The first records of Persicaria perfoliata in North America are from Portland, Oregon (1890), and Beltsville, Maryland (1937). Both of these sites were eliminated or did not establish permanent populations of the species.

However, the introduction of P. perfoliata somewhere between the late 1930s and 1946 to a nursery site in Stewartstown, York County, Pennsylvania, produced a population of this plant that did become established in the wild. It is speculated that the seed was spread with Rhododendron stock. Starting in 2004, the weevil Rhinoncomimus latipes has been introduced in eastern US to control this plant, with certain amount of success.

== Reproduction and propagation ==
Persicaria perfoliata is primarily a self-pollinating plant (supported by its inconspicuous, closed flowers with little scent), with occasional outcrossing. Fruits and viable seeds are produced without assistance from pollinators. Vegetative propagation from roots has not been successful for this plant. It is a very tender annual, withering with a slight frost, and reproduces successfully until the first frost. P. perfoliata is a prolific seeder, producing many seeds on a single plant over a long season, from June until October in Virginia, and a slightly shorter season in more northern geographic areas. It can cover as much as 30 ft in a single season, maybe even more in the southern United States.

Birds are probably the primary long-distance dispersal agents of P. perfoliata. Transport of seeds over short distances by native ant species has been observed. This activity is probably encouraged by the presence of a tiny white food body (elaiosome) on the tip of the seed that may be attractive to the ants. These seed-carrying ants may play an important role in the survival and germination of the seeds of P. perfoliata. Local bird populations are important for dispersal under utility lines, bird feeders, fence lines and other perching locations. Other animals observed eating its fruits are chipmunks, squirrels and deer.

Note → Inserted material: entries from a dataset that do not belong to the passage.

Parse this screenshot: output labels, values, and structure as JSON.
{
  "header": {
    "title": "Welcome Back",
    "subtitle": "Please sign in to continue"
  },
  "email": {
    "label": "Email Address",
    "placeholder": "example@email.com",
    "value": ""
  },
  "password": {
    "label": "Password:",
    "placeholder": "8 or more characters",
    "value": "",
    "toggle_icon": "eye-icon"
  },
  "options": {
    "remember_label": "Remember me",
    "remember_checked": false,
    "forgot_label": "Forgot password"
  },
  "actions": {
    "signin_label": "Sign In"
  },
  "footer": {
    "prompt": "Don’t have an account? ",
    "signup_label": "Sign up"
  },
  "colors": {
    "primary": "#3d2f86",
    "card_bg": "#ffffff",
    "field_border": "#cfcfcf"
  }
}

Water is also an important mode of dispersal. Its fruits can remain buoyant for 7–9 days, an important advantage for dispersing seed over long distances in stream and river environments. The long vines frequently hang over waterways, allowing fruits that detach to be carried away in the water current.

== Chemistry ==
Persicaria perfoliata contains phenylpropanoid esters such as 6'-acetyl-3,6-diferuloylsucrose (helonioside B), 2',4',6'-triacetyl-3,6-diferuloylsucrose, 1, 2',4',6'-tetraacetyl-3,6-diferuloylsucrose, 1,2',6'-triacetyl-3, 6-diferuloylsucrose, 2',6'-diacetyl-3,6-diferuloylsucrose, 1,3,6-tri-p-coumaroyl-6'-feruloylsucroses, vanicoside A and vanicoside B.